Nanoenergetic composites are being examined for their use as energy storage and delivery materials. For this application, non-gas-generating mixtures that produce enough energy to sustain reaction propagation are ideal. A potentially promising formulation for this application is comprised of manganese (Mn) powder mixed with manganese dioxide (MnO₂) because thermoequilibrium calculations predict that the Mn/MnO₂ reaction is non-gas-generating and highly exothermic. The objectives of this study were to examine the flame propagation behavior of various mass percentages of Mn and MnO₂ and evaluate the influence of fuel particle size. Results showed that conduction is the dominant energy-transfer mechanism for the reaction even in the loose powder configuration, regardless of the fuel particle size. Combustion wave speed (CWS) was measured as a function of the composition and Mn particle diameter. Nanometric Mn particles (referred to as nano-Mn) produced higher CWS than micrometric Mn particles (referred to as micro-Mn) for all of the mass percentages of Mn studied.
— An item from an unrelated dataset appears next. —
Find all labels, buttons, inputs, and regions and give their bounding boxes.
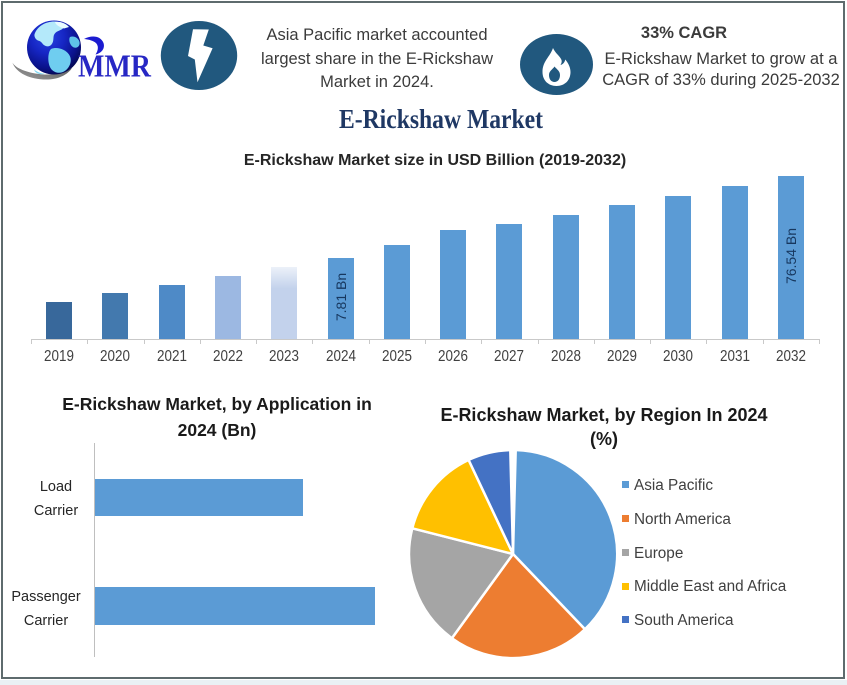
svg-text:MMR: MMR: [78, 48, 152, 84]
This behavior was attributed to the manganese(II,III) oxide (Mn₃O₄) passivating shell around Mn particles, which created an oxygen-rich environment for the reaction zone. This finding is in contrast to nanometric aluminum (Al) particle (referred to as nano-Al) combustion studies, in which energy transfer is dominated by conduction (i.e., highly consolidated nanocomposite). For nano-Al, the alumina (Al ₂O₃) passivation shell does not participate in the oxidation reaction and, instead, acts to retard energy propagation as a heat sink. As a result, reducing the particle size of Al produces lower CWS. The CWS was found to be at a maximum of 12.01 mm/s for the nano-Mn/MnO₂ reaction at a Mn mass percentage of 29%. Flammability limits are also defined.